It is deceptively difficult for Quakers to discuss politics.
Being left-wing, I am in near despair. Publications I trust- The Guardian, Paul Krugman in the New York Times- tell me that cutting taxes, particularly corporation tax or higher rate income tax, does not promote economic growth as Patrick Minford and Liz Truss say. I read that the new Home Secretary, Suella Braverman, will be tougher on immigration than Priti Patel was.
So it is a sad pleasure to talk of this with some Friends. Like me, they believe Liz Truss will take the wrong course on the climate crisis, the cost of living crisis, the Sterling crisis- I read a suggestion that parity with the dollar is possible- and will increase division and suffering in the country. We say things like “I thought Boris Johnson was bad, but Liz Truss will be worse” and agreeing brings us together.
It is tempting in these conversations to say things like “The only good thing the Tories have done in twelve years is Equal Marriage”. I thought of writing that, drafting this, then thought of other things the Conservatives have done of which I approve. I must guard against hyperbole.
My impression is that most Quakers are left-wing, like I am now. Our testimony to Equality seems to point that way. When I went to my first Monthly Meeting the Friends taking me said their children were in the Socialist Workers Party but their values were the same- and I thought, that’s a bit extreme. At the time, I voted Conservative. I have canvassed for the Conservative party. Perhaps it is my bias to imagine people to be like me. Perhaps it is that right-wing Quakers usually keep quiet about it. There is no one right Quakerly view of immigration, leave alone economics.
In a letter to The Friend on 4 August 2022, Deryck Hillas wrote, “Johnson is the worst prime minister in British history and we will be well rid of him”. In a reply in The Friend on 8 September, Clive Ashwin wrote, “Boris Johnson will emerge as … a great prime minister for his far-sighted and effective handling of unforeseen national problems”. For too many Friends, one at least of these opinions may set us off. We get angry, and think of all the contradictory evidence. On social media, we may start typing, delighting in our rhetorical flourishes. Face to face, I go into that kind of conversation where I am planning what to say rather than listening.
Reading the Guardian, I get a different impression from those Quakers who are Times readers. Things which seem obvious to me are not obvious to them. The risk is that if we argue, both will lose. The one with the sharper rhetoric and debating skills may have the last word, but that is a hollow victory if the other is hurt and the trust in friendship is lessened.
Speaking to a Quaker Leave-voter, I was reduced to hearing his views expressed calmly and definitely, and feeling that if I contradict him it will do neither of us any good. That was better than arguing, but there is a more excellent way.
We can each state our views, without interruption or contradiction, so that we know where each stands without attempting to contradict or persuade. Or, we can worship together and see what words will bring us together in Love. We can check our own understanding: I see my temptation to fall below “strict integrity” in what I say. Especially when disagreeing about politics I should take care to be truthful, and listen carefully when someone with a different news source gives a different perspective.

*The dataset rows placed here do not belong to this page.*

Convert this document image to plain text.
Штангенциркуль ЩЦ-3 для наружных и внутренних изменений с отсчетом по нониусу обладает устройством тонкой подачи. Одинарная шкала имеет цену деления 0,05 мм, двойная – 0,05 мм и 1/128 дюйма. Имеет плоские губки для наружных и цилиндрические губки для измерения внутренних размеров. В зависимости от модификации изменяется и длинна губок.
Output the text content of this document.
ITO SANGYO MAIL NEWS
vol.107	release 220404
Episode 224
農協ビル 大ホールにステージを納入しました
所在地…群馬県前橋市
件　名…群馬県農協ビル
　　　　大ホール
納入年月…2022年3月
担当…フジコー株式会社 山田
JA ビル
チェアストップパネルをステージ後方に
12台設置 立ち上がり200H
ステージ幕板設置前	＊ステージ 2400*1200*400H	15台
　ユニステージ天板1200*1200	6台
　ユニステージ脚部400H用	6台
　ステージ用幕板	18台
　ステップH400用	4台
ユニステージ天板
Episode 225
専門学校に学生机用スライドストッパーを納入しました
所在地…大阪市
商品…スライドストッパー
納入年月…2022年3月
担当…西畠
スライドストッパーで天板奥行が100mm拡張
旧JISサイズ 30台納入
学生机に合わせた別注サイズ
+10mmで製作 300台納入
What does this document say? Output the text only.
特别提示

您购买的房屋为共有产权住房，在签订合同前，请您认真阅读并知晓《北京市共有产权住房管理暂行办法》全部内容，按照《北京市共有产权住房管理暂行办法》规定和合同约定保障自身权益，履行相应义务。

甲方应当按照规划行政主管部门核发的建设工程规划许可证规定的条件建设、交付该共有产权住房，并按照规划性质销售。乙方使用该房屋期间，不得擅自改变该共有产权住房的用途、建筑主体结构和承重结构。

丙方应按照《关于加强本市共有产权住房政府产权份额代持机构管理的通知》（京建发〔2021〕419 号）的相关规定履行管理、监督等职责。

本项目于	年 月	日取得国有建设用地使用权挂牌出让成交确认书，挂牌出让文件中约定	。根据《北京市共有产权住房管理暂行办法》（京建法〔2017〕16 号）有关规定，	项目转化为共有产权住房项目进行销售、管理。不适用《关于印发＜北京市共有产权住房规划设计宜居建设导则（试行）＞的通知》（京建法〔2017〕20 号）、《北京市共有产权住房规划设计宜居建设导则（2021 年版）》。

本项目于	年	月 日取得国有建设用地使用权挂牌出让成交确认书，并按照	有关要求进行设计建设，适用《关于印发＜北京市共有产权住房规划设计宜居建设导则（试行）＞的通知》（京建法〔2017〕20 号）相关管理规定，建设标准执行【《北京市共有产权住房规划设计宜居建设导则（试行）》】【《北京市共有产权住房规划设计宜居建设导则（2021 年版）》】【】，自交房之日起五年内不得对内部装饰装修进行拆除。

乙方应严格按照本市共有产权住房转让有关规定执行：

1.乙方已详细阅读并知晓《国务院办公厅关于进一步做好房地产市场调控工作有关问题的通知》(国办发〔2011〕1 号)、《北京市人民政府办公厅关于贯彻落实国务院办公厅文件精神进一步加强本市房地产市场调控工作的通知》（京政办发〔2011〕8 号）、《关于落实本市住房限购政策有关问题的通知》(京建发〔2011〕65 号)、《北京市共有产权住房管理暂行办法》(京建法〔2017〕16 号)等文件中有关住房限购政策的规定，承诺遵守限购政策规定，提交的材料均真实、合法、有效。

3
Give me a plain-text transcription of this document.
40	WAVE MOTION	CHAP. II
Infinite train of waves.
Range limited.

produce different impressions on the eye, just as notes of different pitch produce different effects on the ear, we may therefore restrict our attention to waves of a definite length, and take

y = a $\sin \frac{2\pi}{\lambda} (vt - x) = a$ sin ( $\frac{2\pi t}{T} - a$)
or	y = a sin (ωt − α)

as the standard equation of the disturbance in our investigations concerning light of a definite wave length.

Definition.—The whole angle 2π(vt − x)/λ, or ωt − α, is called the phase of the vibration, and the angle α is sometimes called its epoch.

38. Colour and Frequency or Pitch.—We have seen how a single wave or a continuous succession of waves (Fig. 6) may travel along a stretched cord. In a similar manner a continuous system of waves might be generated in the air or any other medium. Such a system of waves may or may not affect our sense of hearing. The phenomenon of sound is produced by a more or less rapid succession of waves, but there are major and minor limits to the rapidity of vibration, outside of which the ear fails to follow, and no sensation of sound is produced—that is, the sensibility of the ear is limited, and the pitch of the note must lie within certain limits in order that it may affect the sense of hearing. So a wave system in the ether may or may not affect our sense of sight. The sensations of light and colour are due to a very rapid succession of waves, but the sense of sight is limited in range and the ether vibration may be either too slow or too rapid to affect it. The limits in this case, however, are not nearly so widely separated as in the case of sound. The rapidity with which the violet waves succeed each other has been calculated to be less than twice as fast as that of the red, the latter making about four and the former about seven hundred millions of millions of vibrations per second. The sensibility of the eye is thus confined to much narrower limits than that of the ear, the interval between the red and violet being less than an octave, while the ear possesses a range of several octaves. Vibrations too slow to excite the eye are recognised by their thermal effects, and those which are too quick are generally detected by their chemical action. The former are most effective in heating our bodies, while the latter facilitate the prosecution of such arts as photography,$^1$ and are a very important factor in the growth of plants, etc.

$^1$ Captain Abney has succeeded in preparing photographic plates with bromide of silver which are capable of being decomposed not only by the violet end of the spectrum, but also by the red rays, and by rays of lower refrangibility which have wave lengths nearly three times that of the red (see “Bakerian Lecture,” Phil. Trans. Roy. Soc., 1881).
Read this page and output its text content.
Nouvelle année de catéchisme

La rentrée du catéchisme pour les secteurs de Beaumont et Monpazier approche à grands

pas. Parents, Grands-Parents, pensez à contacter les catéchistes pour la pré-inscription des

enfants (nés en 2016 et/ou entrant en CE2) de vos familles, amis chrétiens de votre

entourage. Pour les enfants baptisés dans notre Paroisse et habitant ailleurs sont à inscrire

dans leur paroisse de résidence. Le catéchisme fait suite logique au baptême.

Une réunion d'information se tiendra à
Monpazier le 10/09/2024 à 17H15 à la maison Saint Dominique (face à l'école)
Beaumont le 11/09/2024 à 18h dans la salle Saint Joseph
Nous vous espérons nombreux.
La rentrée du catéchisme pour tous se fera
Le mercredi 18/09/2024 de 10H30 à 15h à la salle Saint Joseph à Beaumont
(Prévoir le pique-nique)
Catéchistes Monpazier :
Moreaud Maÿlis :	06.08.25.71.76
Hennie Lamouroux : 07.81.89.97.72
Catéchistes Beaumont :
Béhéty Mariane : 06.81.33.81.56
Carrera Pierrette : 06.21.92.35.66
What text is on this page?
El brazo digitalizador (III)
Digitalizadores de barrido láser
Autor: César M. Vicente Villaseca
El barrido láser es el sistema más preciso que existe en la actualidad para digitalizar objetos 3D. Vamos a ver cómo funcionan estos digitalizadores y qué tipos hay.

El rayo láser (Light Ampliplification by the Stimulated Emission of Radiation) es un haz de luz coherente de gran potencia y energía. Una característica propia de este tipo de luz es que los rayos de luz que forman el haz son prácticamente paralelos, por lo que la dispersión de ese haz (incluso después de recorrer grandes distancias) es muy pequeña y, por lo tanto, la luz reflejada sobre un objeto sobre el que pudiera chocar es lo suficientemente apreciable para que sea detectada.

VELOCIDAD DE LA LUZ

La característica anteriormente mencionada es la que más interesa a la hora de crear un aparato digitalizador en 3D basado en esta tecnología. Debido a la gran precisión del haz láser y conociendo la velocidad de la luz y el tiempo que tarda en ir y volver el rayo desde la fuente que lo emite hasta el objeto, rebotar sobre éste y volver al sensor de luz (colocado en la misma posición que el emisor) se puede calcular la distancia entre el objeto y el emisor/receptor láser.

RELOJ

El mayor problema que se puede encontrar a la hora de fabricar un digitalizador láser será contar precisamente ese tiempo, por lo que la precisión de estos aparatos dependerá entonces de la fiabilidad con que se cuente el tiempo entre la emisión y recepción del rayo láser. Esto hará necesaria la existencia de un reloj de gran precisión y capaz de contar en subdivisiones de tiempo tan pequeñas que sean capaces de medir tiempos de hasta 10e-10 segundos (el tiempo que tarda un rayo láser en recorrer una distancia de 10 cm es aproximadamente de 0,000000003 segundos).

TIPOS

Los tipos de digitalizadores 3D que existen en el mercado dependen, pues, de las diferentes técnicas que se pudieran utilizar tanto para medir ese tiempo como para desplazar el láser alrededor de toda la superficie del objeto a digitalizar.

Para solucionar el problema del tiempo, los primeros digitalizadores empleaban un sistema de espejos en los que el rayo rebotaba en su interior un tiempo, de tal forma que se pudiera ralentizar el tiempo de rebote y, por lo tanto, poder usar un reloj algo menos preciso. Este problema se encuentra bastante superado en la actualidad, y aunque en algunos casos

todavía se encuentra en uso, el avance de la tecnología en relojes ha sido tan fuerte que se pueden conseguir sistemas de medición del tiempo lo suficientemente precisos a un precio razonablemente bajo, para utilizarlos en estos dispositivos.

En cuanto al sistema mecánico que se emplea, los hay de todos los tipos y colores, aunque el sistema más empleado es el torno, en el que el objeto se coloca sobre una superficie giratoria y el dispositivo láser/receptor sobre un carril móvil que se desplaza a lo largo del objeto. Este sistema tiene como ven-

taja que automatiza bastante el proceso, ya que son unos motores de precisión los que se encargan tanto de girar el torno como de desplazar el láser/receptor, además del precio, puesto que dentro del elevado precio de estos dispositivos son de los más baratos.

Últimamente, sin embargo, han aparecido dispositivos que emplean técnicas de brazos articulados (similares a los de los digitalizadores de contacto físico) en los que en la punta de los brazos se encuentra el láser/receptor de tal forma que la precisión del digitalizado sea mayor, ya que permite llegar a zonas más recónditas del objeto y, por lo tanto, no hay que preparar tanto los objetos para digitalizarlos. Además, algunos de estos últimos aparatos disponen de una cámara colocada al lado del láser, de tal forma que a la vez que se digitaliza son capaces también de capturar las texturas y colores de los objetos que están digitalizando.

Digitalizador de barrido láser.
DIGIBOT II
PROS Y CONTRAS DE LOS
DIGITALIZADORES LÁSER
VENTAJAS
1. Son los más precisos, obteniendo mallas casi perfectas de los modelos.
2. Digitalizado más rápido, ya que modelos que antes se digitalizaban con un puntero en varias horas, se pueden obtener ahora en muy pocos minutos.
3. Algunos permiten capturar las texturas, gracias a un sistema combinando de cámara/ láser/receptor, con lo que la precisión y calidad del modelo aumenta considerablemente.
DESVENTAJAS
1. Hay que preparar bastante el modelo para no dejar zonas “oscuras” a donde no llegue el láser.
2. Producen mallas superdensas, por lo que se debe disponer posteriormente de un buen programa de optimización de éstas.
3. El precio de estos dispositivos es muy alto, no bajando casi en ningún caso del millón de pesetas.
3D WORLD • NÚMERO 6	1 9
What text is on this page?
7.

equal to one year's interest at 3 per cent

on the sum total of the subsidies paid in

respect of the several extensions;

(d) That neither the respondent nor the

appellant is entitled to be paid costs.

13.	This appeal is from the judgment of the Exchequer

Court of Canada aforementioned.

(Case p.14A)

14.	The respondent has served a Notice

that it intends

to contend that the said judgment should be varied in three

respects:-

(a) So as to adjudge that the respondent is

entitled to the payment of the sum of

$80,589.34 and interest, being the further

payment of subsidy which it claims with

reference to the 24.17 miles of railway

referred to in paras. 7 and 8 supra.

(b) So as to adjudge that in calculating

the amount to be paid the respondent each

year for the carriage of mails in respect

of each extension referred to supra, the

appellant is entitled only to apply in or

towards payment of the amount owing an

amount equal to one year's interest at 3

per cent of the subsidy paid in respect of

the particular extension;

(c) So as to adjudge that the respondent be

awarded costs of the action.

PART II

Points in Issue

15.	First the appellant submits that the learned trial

These things matter. Last winter I spent some time each day wrapped in a sleeping bag cuddling a hot water bottle. I will be colder this winter.
How can I speak the truth in Love, so that I have the best chance of being heard?
Am I better to remain silent, when speaking truth as I see it will merely divide us?
Can I properly hear people who disagree?
How can we come together in Love, to know and respect each other better?